Nand S, Sosman J, Godwin J E, Fisher R I
Section of Hematology/Oncology, Loyola University of Chicago, Stritch School of Medicine, Maywood, IL 60153.
Blood. 1994 Jan 15;83(2):357-60.
In this phase I/II study, 9 patients with myelodysplastic syndromes (MDS) were treated with interleukin-3 (IL-3) followed by granulocyte-macrophage colony-stimulating factor (GM-CSF). Each treatment cycle was 28 days long and administered as follows: 1 microgram/kg/d IL-3 on days 1 through 7 and 3 micrograms/kg/d GM-CSF for days 8 through 21, followed by a 7-day rest period. IL-3 dose escalations were planned, but the dose of GM-CSF was fixed. Three patients had refractory anemia, 4 had refractory anemia with ringed sideroblasts, and 2 had refractory anemia with excess blasts. Six patients were dependent on red blood cell transfusions, 1 on platelet transfusions, and 2 on both. The absolute neutrophil count improved in 7 (77%) patients and the platelet count improved in 3 (33%) patients during therapy. Hemoglobin levels were unchanged. A clinically relevant response was seen in only 1 patient with thrombocytopenia, and he received five cycles of therapy. The neutrophil count decreased in 2 patients and the platelet count decreased in 4 patients during treatment. The toxicity of the treatment was significant. In the first cohort of 3 patients, 1 patient developed supraventricular tachycardia and congestive heart failure. In the second group, 1 patient developed progressive granulocytopenia and died of gram-negative septicemia. Because of the disparate toxicity, 3 more patients were treated at the same dose level. One of these experienced a high fever and bone pain requiring hospitalization. Because of these adverse effects, the IL-3 dose was not escalated and all patients received 1 microgram/kg/d for 7 days. We believe that sequential therapy with IL-3 and GM-CSF at these dose levels causes unacceptable toxicity in patients with MDS. The major toxic events occurred during weeks 4 and 5 after starting treatment and may have been primarily caused by GM-CSF therapy. Although neutrophil counts improve in most patients, the effect on red blood cells and platelets is minimal. At present, this form of therapy remains problematic and appears to have a limited potential in the management of MDS.

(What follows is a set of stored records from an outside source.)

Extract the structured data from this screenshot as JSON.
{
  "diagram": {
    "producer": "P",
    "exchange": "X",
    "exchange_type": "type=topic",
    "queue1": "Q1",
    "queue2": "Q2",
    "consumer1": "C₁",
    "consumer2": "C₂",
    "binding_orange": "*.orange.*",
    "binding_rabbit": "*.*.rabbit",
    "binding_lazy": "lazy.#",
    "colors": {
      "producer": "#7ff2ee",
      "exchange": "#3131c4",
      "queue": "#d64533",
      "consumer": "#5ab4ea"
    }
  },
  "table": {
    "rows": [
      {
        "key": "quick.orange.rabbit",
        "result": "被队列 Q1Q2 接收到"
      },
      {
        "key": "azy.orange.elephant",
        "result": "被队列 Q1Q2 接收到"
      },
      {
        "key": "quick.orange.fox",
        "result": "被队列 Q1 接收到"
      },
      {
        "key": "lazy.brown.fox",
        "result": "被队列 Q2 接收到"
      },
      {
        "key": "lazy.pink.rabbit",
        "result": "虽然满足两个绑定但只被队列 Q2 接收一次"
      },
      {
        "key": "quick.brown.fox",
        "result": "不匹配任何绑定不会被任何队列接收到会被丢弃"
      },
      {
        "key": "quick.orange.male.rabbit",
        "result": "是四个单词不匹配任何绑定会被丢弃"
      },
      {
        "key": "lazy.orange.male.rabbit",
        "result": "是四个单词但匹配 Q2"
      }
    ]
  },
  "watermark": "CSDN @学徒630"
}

在这项I/II期研究中,9例骨髓增生异常综合征(MDS)患者先接受白细胞介素-3(IL-3)治疗,随后接受粒细胞-巨噬细胞集落刺激因子(GM-CSF)治疗。每个治疗周期为28天,给药方案如下:第1至7天给予1微克/千克/天的IL-3,第8至21天给予3微克/千克/天的GM-CSF,随后休息7天。计划逐步增加IL-3剂量,但GM-CSF剂量固定。3例患者为难治性贫血,4例为环形铁粒幼细胞性难治性贫血,2例为原始细胞过多性难治性贫血。6例患者依赖红细胞输血,1例依赖血小板输血,2例两者均依赖。治疗期间,7例(77%)患者的绝对中性粒细胞计数改善,3例(33%)患者的血小板计数改善。血红蛋白水平未改变。仅1例血小板减少患者出现了临床相关反应,该患者接受了5个周期的治疗。治疗期间,2例患者中性粒细胞计数下降,4例患者血小板计数下降。治疗毒性显著。在首批3例患者中,1例出现室上性心动过速和充血性心力衰竭。在第二组中,1例出现进行性粒细胞减少,死于革兰阴性菌败血症。由于毒性差异,又有3例患者在相同剂量水平接受治疗。其中1例出现高热和骨痛,需要住院治疗。由于这些不良反应,未增加IL-3剂量,所有患者均接受1微克/千克/天,共7天。我们认为,在这些剂量水平下,IL-3和GM-CSF序贯治疗对MDS患者会产生不可接受的毒性。主要毒性事件发生在开始治疗后的第4周和第5周,可能主要由GM-CSF治疗引起。虽然大多数患者中性粒细胞计数有所改善,但对红细胞和血小板的影响极小。目前,这种治疗方式仍然存在问题,在MDS的治疗中似乎潜力有限。